Bir sonraki mücadele, bu genler arasındaki evrimsel bağlantıları belirlemekti. İki gen ne kadar benzerse, bu genlerle virüslerin yakından ilişkili olma olasılığı o kadar yüksekti. Bu dizilimler çok uzun zaman önce (muhtemelen ilk hücreden önce ) evrimleştiğinden, yeni virüslerin ortak bir atadan ayrıldığı yerleri gösteren genetik işaretler zaman içinde kaybolmuştu. Bununla birlikte, makine öğrenimi adı verilen bir yapay zeka biçimi, bu dizileri sistematik olarak düzenlememize ve görevlerin manuel olarak yapılmasından daha nesnel olarak farklılıkları tespit edilmesine izin verdi.
Toplam 5.504 yeni deniz RNA virüsü tanımlandı ve bilinen RNA virüsü filumlarının sayısını beşten 10’a iki katına çıkardk. Bu yeni dizileri coğrafi olarak haritalamak, yeni filumlardan ikisinin özellikle geniş okyanus bölgelerinde bol olduğunu ve her iki ılıman iklimde bölgesel tercihlerle birlikte olduğunu ortaya çıkardı.
Taraviriicota’nın , araştırmacıların uzun süredir aradığı RNA virüslerinin evrimindeki eksik halka olabileceğine ve RNA virüslerinin, çoğalma biçimleri bakımından birbirinden ayrılan iki farklı dalını birbirine bağlayabileceğine inanılıyor.
Bu yeni diziler, bilim adamlarının yalnızca RNA virüslerinin evrimsel tarihini değil, aynı zamanda Dünya’daki erken yaşamın evrimini de daha iyi anlamalarına yardımcı oluyor.
Hayati rolleri var
COVID-19 pandemisinin gösterdiği gibi, RNA virüsleri ölümcül hastalıklara neden olabilir. Ancak RNA virüsleri aynı zamanda ekosistemlerde hayati bir rol oynar çünkü ortamları ve gıda ağlarını kimyasal düzeyde etkileyen mikroplar da dahil olmak üzere çok çeşitli organizmaları enfekte edebilirler .
Bu RNA virüslerinin dünyanın neresinde yaşadığının haritasını çıkarmak, gezegenimizi yöneten birçok ekolojik süreci yöneten organizmaları nasıl etkilediklerini netleştirmeye yardımcı olabilir.
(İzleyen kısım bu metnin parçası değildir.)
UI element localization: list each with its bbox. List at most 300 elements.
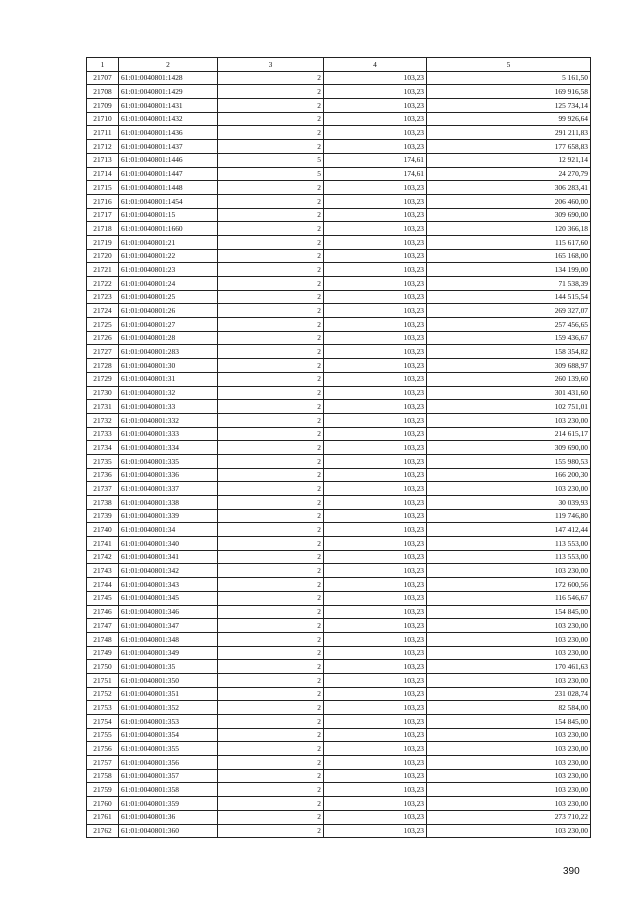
table-row bbox=[87, 167, 591, 181]
table-cell: 103,23 bbox=[324, 496, 427, 510]
table-cell: 177 658,83 bbox=[427, 140, 591, 154]
table-cell: 21752 bbox=[87, 687, 119, 701]
table-row bbox=[87, 318, 591, 332]
table-cell: 21729 bbox=[87, 372, 119, 386]
table-cell: 103 230,00 bbox=[427, 632, 591, 646]
table-cell: 21755 bbox=[87, 728, 119, 742]
table-cell: 21735 bbox=[87, 454, 119, 468]
table-cell: 21748 bbox=[87, 632, 119, 646]
table-cell: 61:01:0040801:28 bbox=[119, 331, 218, 345]
table-cell: 71 538,39 bbox=[427, 277, 591, 291]
table-cell: 61:01:0040801:353 bbox=[119, 715, 218, 729]
table-cell: 158 354,82 bbox=[427, 345, 591, 359]
table-cell: 103,23 bbox=[324, 400, 427, 414]
table-cell: 21731 bbox=[87, 400, 119, 414]
table-cell: 103,23 bbox=[324, 673, 427, 687]
table-cell: 2 bbox=[218, 550, 324, 564]
header-cell-2: 2 bbox=[119, 58, 218, 72]
table-cell: 103,23 bbox=[324, 687, 427, 701]
table-cell: 2 bbox=[218, 797, 324, 811]
table-row bbox=[87, 290, 591, 304]
table-cell: 103,23 bbox=[324, 797, 427, 811]
table-cell: 103,23 bbox=[324, 728, 427, 742]
table-cell: 103,23 bbox=[324, 318, 427, 332]
table-cell: 257 456,65 bbox=[427, 318, 591, 332]
table-row bbox=[87, 372, 591, 386]
table-cell: 103,23 bbox=[324, 564, 427, 578]
table-cell: 61:01:0040801:342 bbox=[119, 564, 218, 578]
table-cell: 21725 bbox=[87, 318, 119, 332]
table-row bbox=[87, 496, 591, 510]
table-cell: 103,23 bbox=[324, 194, 427, 208]
table-cell: 103,23 bbox=[324, 769, 427, 783]
table-row bbox=[87, 728, 591, 742]
table-row bbox=[87, 578, 591, 592]
page-number: 390 bbox=[563, 866, 580, 877]
table-cell: 2 bbox=[218, 578, 324, 592]
table-cell: 103,23 bbox=[324, 222, 427, 236]
table-row bbox=[87, 153, 591, 167]
table-cell: 21708 bbox=[87, 85, 119, 99]
table-cell: 21746 bbox=[87, 605, 119, 619]
table-cell: 21761 bbox=[87, 810, 119, 824]
table-cell: 21736 bbox=[87, 468, 119, 482]
table-cell: 61:01:0040801:358 bbox=[119, 783, 218, 797]
table-cell: 2 bbox=[218, 646, 324, 660]
table-cell: 154 845,00 bbox=[427, 715, 591, 729]
table-cell: 103,23 bbox=[324, 660, 427, 674]
table-cell: 21716 bbox=[87, 194, 119, 208]
table-cell: 125 734,14 bbox=[427, 99, 591, 113]
table-cell: 103,23 bbox=[324, 605, 427, 619]
table-cell: 21757 bbox=[87, 756, 119, 770]
table-cell: 2 bbox=[218, 783, 324, 797]
header-row bbox=[87, 58, 591, 72]
table-row bbox=[87, 797, 591, 811]
table-cell: 61:01:0040801:360 bbox=[119, 824, 218, 838]
table-row bbox=[87, 673, 591, 687]
table-cell: 103,23 bbox=[324, 290, 427, 304]
table-cell: 61:01:0040801:1447 bbox=[119, 167, 218, 181]
table-cell: 301 431,60 bbox=[427, 386, 591, 400]
table-cell: 103,23 bbox=[324, 632, 427, 646]
table-cell: 61:01:0040801:354 bbox=[119, 728, 218, 742]
table-cell: 169 916,58 bbox=[427, 85, 591, 99]
table-row bbox=[87, 277, 591, 291]
table-row bbox=[87, 222, 591, 236]
table-cell: 2 bbox=[218, 468, 324, 482]
table-cell: 21719 bbox=[87, 235, 119, 249]
table-cell: 273 710,22 bbox=[427, 810, 591, 824]
table-cell: 103,23 bbox=[324, 372, 427, 386]
table-cell: 21751 bbox=[87, 673, 119, 687]
table-cell: 115 617,60 bbox=[427, 235, 591, 249]
table-cell: 103 230,00 bbox=[427, 756, 591, 770]
table-cell: 61:01:0040801:340 bbox=[119, 537, 218, 551]
table-cell: 103 230,00 bbox=[427, 769, 591, 783]
table-cell: 2 bbox=[218, 509, 324, 523]
table-cell: 103,23 bbox=[324, 85, 427, 99]
table-cell: 2 bbox=[218, 756, 324, 770]
table-cell: 103,23 bbox=[324, 509, 427, 523]
table-cell: 61:01:0040801:1432 bbox=[119, 112, 218, 126]
table-row bbox=[87, 523, 591, 537]
table-cell: 306 283,41 bbox=[427, 181, 591, 195]
table-cell: 103,23 bbox=[324, 701, 427, 715]
table-cell: 21740 bbox=[87, 523, 119, 537]
table-cell: 103 230,00 bbox=[427, 673, 591, 687]
table-cell: 2 bbox=[218, 71, 324, 85]
table-cell: 21728 bbox=[87, 359, 119, 373]
table-cell: 103,23 bbox=[324, 140, 427, 154]
table-cell: 103,23 bbox=[324, 345, 427, 359]
table-row bbox=[87, 756, 591, 770]
table-cell: 116 546,67 bbox=[427, 591, 591, 605]
table-row bbox=[87, 235, 591, 249]
table-cell: 2 bbox=[218, 99, 324, 113]
table-row bbox=[87, 454, 591, 468]
table-cell: 165 168,00 bbox=[427, 249, 591, 263]
table-cell: 2 bbox=[218, 413, 324, 427]
table-cell: 2 bbox=[218, 372, 324, 386]
table-row bbox=[87, 769, 591, 783]
table-cell: 103,23 bbox=[324, 810, 427, 824]
table-cell: 291 211,83 bbox=[427, 126, 591, 140]
table-cell: 119 746,80 bbox=[427, 509, 591, 523]
table-cell: 61:01:0040801:335 bbox=[119, 454, 218, 468]
table-cell: 103,23 bbox=[324, 413, 427, 427]
table-cell: 2 bbox=[218, 728, 324, 742]
table-cell: 170 461,63 bbox=[427, 660, 591, 674]
table-cell: 103,23 bbox=[324, 112, 427, 126]
table-cell: 61:01:0040801:24 bbox=[119, 277, 218, 291]
table-cell: 103,23 bbox=[324, 263, 427, 277]
table-row bbox=[87, 810, 591, 824]
table-cell: 61:01:0040801:26 bbox=[119, 304, 218, 318]
table-cell: 61:01:0040801:25 bbox=[119, 290, 218, 304]
table-cell: 309 690,00 bbox=[427, 208, 591, 222]
table-cell: 2 bbox=[218, 318, 324, 332]
table-cell: 2 bbox=[218, 400, 324, 414]
table-row bbox=[87, 126, 591, 140]
table-cell: 2 bbox=[218, 824, 324, 838]
table-cell: 82 584,00 bbox=[427, 701, 591, 715]
table-cell: 21732 bbox=[87, 413, 119, 427]
table-cell: 61:01:0040801:337 bbox=[119, 482, 218, 496]
table-cell: 61:01:0040801:341 bbox=[119, 550, 218, 564]
table-cell: 103,23 bbox=[324, 249, 427, 263]
table-cell: 2 bbox=[218, 85, 324, 99]
table-cell: 103,23 bbox=[324, 359, 427, 373]
table-cell: 61:01:0040801:343 bbox=[119, 578, 218, 592]
table-cell: 2 bbox=[218, 496, 324, 510]
table-cell: 21758 bbox=[87, 769, 119, 783]
table-cell: 174,61 bbox=[324, 167, 427, 181]
table-cell: 21741 bbox=[87, 537, 119, 551]
table-cell: 99 926,64 bbox=[427, 112, 591, 126]
table-cell: 21750 bbox=[87, 660, 119, 674]
table-row bbox=[87, 263, 591, 277]
table-row bbox=[87, 742, 591, 756]
table-cell: 103,23 bbox=[324, 537, 427, 551]
table-row bbox=[87, 359, 591, 373]
table-cell: 103 230,00 bbox=[427, 797, 591, 811]
table-cell: 103,23 bbox=[324, 578, 427, 592]
table-header bbox=[87, 58, 591, 72]
table-row bbox=[87, 140, 591, 154]
table-cell: 21753 bbox=[87, 701, 119, 715]
table-cell: 61:01:0040801:27 bbox=[119, 318, 218, 332]
table-cell: 21747 bbox=[87, 619, 119, 633]
table-cell: 103 230,00 bbox=[427, 619, 591, 633]
table-cell: 103,23 bbox=[324, 126, 427, 140]
table-cell: 61:01:0040801:1429 bbox=[119, 85, 218, 99]
table-cell: 174,61 bbox=[324, 153, 427, 167]
table-cell: 21720 bbox=[87, 249, 119, 263]
table-cell: 61:01:0040801:22 bbox=[119, 249, 218, 263]
table-cell: 2 bbox=[218, 235, 324, 249]
table-cell: 2 bbox=[218, 194, 324, 208]
table-cell: 30 039,93 bbox=[427, 496, 591, 510]
table-cell: 61:01:0040801:1436 bbox=[119, 126, 218, 140]
table-cell: 309 688,97 bbox=[427, 359, 591, 373]
table-cell: 155 980,53 bbox=[427, 454, 591, 468]
table-body bbox=[87, 71, 591, 838]
table-cell: 2 bbox=[218, 605, 324, 619]
table-cell: 5 bbox=[218, 153, 324, 167]
table-row bbox=[87, 824, 591, 838]
table-cell: 231 028,74 bbox=[427, 687, 591, 701]
table-cell: 61:01:0040801:355 bbox=[119, 742, 218, 756]
table-cell: 2 bbox=[218, 208, 324, 222]
table-cell: 2 bbox=[218, 290, 324, 304]
data-table bbox=[86, 57, 591, 838]
table-cell: 103,23 bbox=[324, 783, 427, 797]
table-cell: 206 460,00 bbox=[427, 194, 591, 208]
table-cell: 21734 bbox=[87, 441, 119, 455]
table-cell: 61:01:0040801:15 bbox=[119, 208, 218, 222]
table-cell: 2 bbox=[218, 277, 324, 291]
header-cell-3: 3 bbox=[218, 58, 324, 72]
table-cell: 103,23 bbox=[324, 454, 427, 468]
table-cell: 2 bbox=[218, 715, 324, 729]
table-cell: 103 230,00 bbox=[427, 413, 591, 427]
table-cell: 103,23 bbox=[324, 646, 427, 660]
table-cell: 61:01:0040801:352 bbox=[119, 701, 218, 715]
table-row bbox=[87, 701, 591, 715]
table-cell: 2 bbox=[218, 564, 324, 578]
table-cell: 103,23 bbox=[324, 71, 427, 85]
table-row bbox=[87, 386, 591, 400]
table-cell: 61:01:0040801:346 bbox=[119, 605, 218, 619]
table-cell: 61:01:0040801:336 bbox=[119, 468, 218, 482]
table-cell: 103 230,00 bbox=[427, 646, 591, 660]
table-cell: 2 bbox=[218, 454, 324, 468]
table-row bbox=[87, 468, 591, 482]
table-cell: 21718 bbox=[87, 222, 119, 236]
table-cell: 2 bbox=[218, 769, 324, 783]
table-cell: 103 230,00 bbox=[427, 824, 591, 838]
table-cell: 21726 bbox=[87, 331, 119, 345]
table-row bbox=[87, 632, 591, 646]
table-cell: 5 161,50 bbox=[427, 71, 591, 85]
table-cell: 103,23 bbox=[324, 304, 427, 318]
table-cell: 21715 bbox=[87, 181, 119, 195]
table-row bbox=[87, 112, 591, 126]
table-cell: 2 bbox=[218, 126, 324, 140]
table-cell: 21744 bbox=[87, 578, 119, 592]
table-cell: 2 bbox=[218, 673, 324, 687]
table-row bbox=[87, 194, 591, 208]
table-row bbox=[87, 345, 591, 359]
table-cell: 103,23 bbox=[324, 208, 427, 222]
header-cell-4: 4 bbox=[324, 58, 427, 72]
table-cell: 21713 bbox=[87, 153, 119, 167]
table-cell: 2 bbox=[218, 331, 324, 345]
table-cell: 2 bbox=[218, 441, 324, 455]
table-cell: 21737 bbox=[87, 482, 119, 496]
table-cell: 260 139,60 bbox=[427, 372, 591, 386]
table-cell: 21709 bbox=[87, 99, 119, 113]
table-cell: 269 327,07 bbox=[427, 304, 591, 318]
table-cell: 103 230,00 bbox=[427, 783, 591, 797]
table-row bbox=[87, 537, 591, 551]
table-cell: 61:01:0040801:21 bbox=[119, 235, 218, 249]
table-row bbox=[87, 427, 591, 441]
table-cell: 2 bbox=[218, 591, 324, 605]
table-cell: 103,23 bbox=[324, 756, 427, 770]
table-cell: 103,23 bbox=[324, 523, 427, 537]
table-cell: 61:01:0040801:333 bbox=[119, 427, 218, 441]
table-row bbox=[87, 304, 591, 318]
table-cell: 21714 bbox=[87, 167, 119, 181]
table-cell: 103,23 bbox=[324, 99, 427, 113]
table-cell: 61:01:0040801:30 bbox=[119, 359, 218, 373]
table-row bbox=[87, 646, 591, 660]
table-row bbox=[87, 605, 591, 619]
table-row bbox=[87, 509, 591, 523]
table-row bbox=[87, 85, 591, 99]
table-cell: 61:01:0040801:334 bbox=[119, 441, 218, 455]
table-cell: 144 515,54 bbox=[427, 290, 591, 304]
table-cell: 5 bbox=[218, 167, 324, 181]
table-cell: 103 230,00 bbox=[427, 482, 591, 496]
table-cell: 134 199,00 bbox=[427, 263, 591, 277]
table-cell: 61:01:0040801:348 bbox=[119, 632, 218, 646]
table-cell: 154 845,00 bbox=[427, 605, 591, 619]
table-cell: 214 615,17 bbox=[427, 427, 591, 441]
table-cell: 21754 bbox=[87, 715, 119, 729]
table-cell: 21733 bbox=[87, 427, 119, 441]
table-cell: 61:01:0040801:339 bbox=[119, 509, 218, 523]
table-cell: 2 bbox=[218, 140, 324, 154]
table-cell: 2 bbox=[218, 537, 324, 551]
table-cell: 21710 bbox=[87, 112, 119, 126]
table-row bbox=[87, 181, 591, 195]
table-cell: 2 bbox=[218, 386, 324, 400]
table-cell: 61:01:0040801:35 bbox=[119, 660, 218, 674]
table-cell: 103,23 bbox=[324, 619, 427, 633]
table-cell: 2 bbox=[218, 263, 324, 277]
table-cell: 61:01:0040801:356 bbox=[119, 756, 218, 770]
table-cell: 61:01:0040801:1446 bbox=[119, 153, 218, 167]
table-cell: 24 270,79 bbox=[427, 167, 591, 181]
table-cell: 61:01:0040801:31 bbox=[119, 372, 218, 386]
table-cell: 61:01:0040801:349 bbox=[119, 646, 218, 660]
table-cell: 61:01:0040801:345 bbox=[119, 591, 218, 605]
table-cell: 21707 bbox=[87, 71, 119, 85]
header-cell-5: 5 bbox=[427, 58, 591, 72]
table-row bbox=[87, 687, 591, 701]
table-cell: 61:01:0040801:1448 bbox=[119, 181, 218, 195]
table-cell: 61:01:0040801:1660 bbox=[119, 222, 218, 236]
table-cell: 309 690,00 bbox=[427, 441, 591, 455]
table-cell: 61:01:0040801:347 bbox=[119, 619, 218, 633]
table-cell: 21762 bbox=[87, 824, 119, 838]
table-cell: 2 bbox=[218, 701, 324, 715]
table-cell: 61:01:0040801:283 bbox=[119, 345, 218, 359]
table-cell: 2 bbox=[218, 181, 324, 195]
table-cell: 21722 bbox=[87, 277, 119, 291]
table-cell: 61:01:0040801:350 bbox=[119, 673, 218, 687]
table-cell: 2 bbox=[218, 687, 324, 701]
table-cell: 21727 bbox=[87, 345, 119, 359]
table-row bbox=[87, 331, 591, 345]
table-row bbox=[87, 208, 591, 222]
table-cell: 103 230,00 bbox=[427, 564, 591, 578]
table-cell: 2 bbox=[218, 810, 324, 824]
table-cell: 61:01:0040801:351 bbox=[119, 687, 218, 701]
table-cell: 113 553,00 bbox=[427, 550, 591, 564]
table-cell: 103 230,00 bbox=[427, 742, 591, 756]
table-cell: 21756 bbox=[87, 742, 119, 756]
table-row bbox=[87, 564, 591, 578]
table-cell: 21712 bbox=[87, 140, 119, 154]
table-cell: 21759 bbox=[87, 783, 119, 797]
table-row bbox=[87, 591, 591, 605]
table-cell: 103,23 bbox=[324, 591, 427, 605]
table-row bbox=[87, 99, 591, 113]
table-row bbox=[87, 71, 591, 85]
table-cell: 159 436,67 bbox=[427, 331, 591, 345]
table-cell: 61:01:0040801:36 bbox=[119, 810, 218, 824]
table-cell: 103,23 bbox=[324, 742, 427, 756]
table-row bbox=[87, 715, 591, 729]
table-cell: 21730 bbox=[87, 386, 119, 400]
table-cell: 147 412,44 bbox=[427, 523, 591, 537]
table-cell: 103,23 bbox=[324, 331, 427, 345]
table-row bbox=[87, 413, 591, 427]
table-row bbox=[87, 783, 591, 797]
table-cell: 103 230,00 bbox=[427, 728, 591, 742]
table-cell: 61:01:0040801:338 bbox=[119, 496, 218, 510]
table-cell: 103,23 bbox=[324, 441, 427, 455]
table-cell: 21717 bbox=[87, 208, 119, 222]
table-cell: 2 bbox=[218, 427, 324, 441]
table-cell: 103,23 bbox=[324, 427, 427, 441]
table-cell: 61:01:0040801:332 bbox=[119, 413, 218, 427]
table-cell: 61:01:0040801:1437 bbox=[119, 140, 218, 154]
table-cell: 2 bbox=[218, 619, 324, 633]
table-cell: 21742 bbox=[87, 550, 119, 564]
table-cell: 103,23 bbox=[324, 235, 427, 249]
table-row bbox=[87, 482, 591, 496]
table-cell: 21743 bbox=[87, 564, 119, 578]
table-cell: 103,23 bbox=[324, 386, 427, 400]
table-cell: 61:01:0040801:33 bbox=[119, 400, 218, 414]
table-cell: 61:01:0040801:32 bbox=[119, 386, 218, 400]
table-cell: 2 bbox=[218, 660, 324, 674]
Çalışmamız ayrıca, genetik veri tabanları büyüdükçe araştırmacıların yeni virüsleri kataloglamasına yardımcı olabilecek gelişmiş araçlar da sağlıyor.
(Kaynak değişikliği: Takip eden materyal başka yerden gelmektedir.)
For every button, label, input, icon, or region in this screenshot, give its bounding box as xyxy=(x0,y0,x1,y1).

Pek çok yeni RNA virüsü tanımlamasına rağmen, hangi organizmaları enfekte ettiklerini saptamak hala zor. Araştırmacılar ayrıca kısmen genetik karmaşıklıkları ve teknolojik sınırlamaları nedeniyle çoğunlukla tamamlanmamış RNA virüsü genomlarının parçalarıyla sınırlıdır .
Sonraki adımlar, ne tür genlerin eksik olabileceğini ve zaman içinde nasıl değiştiklerini bulmak olacaktır. Bu genleri ortaya çıkarmak, bilim adamlarının bu virüslerin nasıl çalıştığını daha iyi anlamalarına yardımcı olabilir.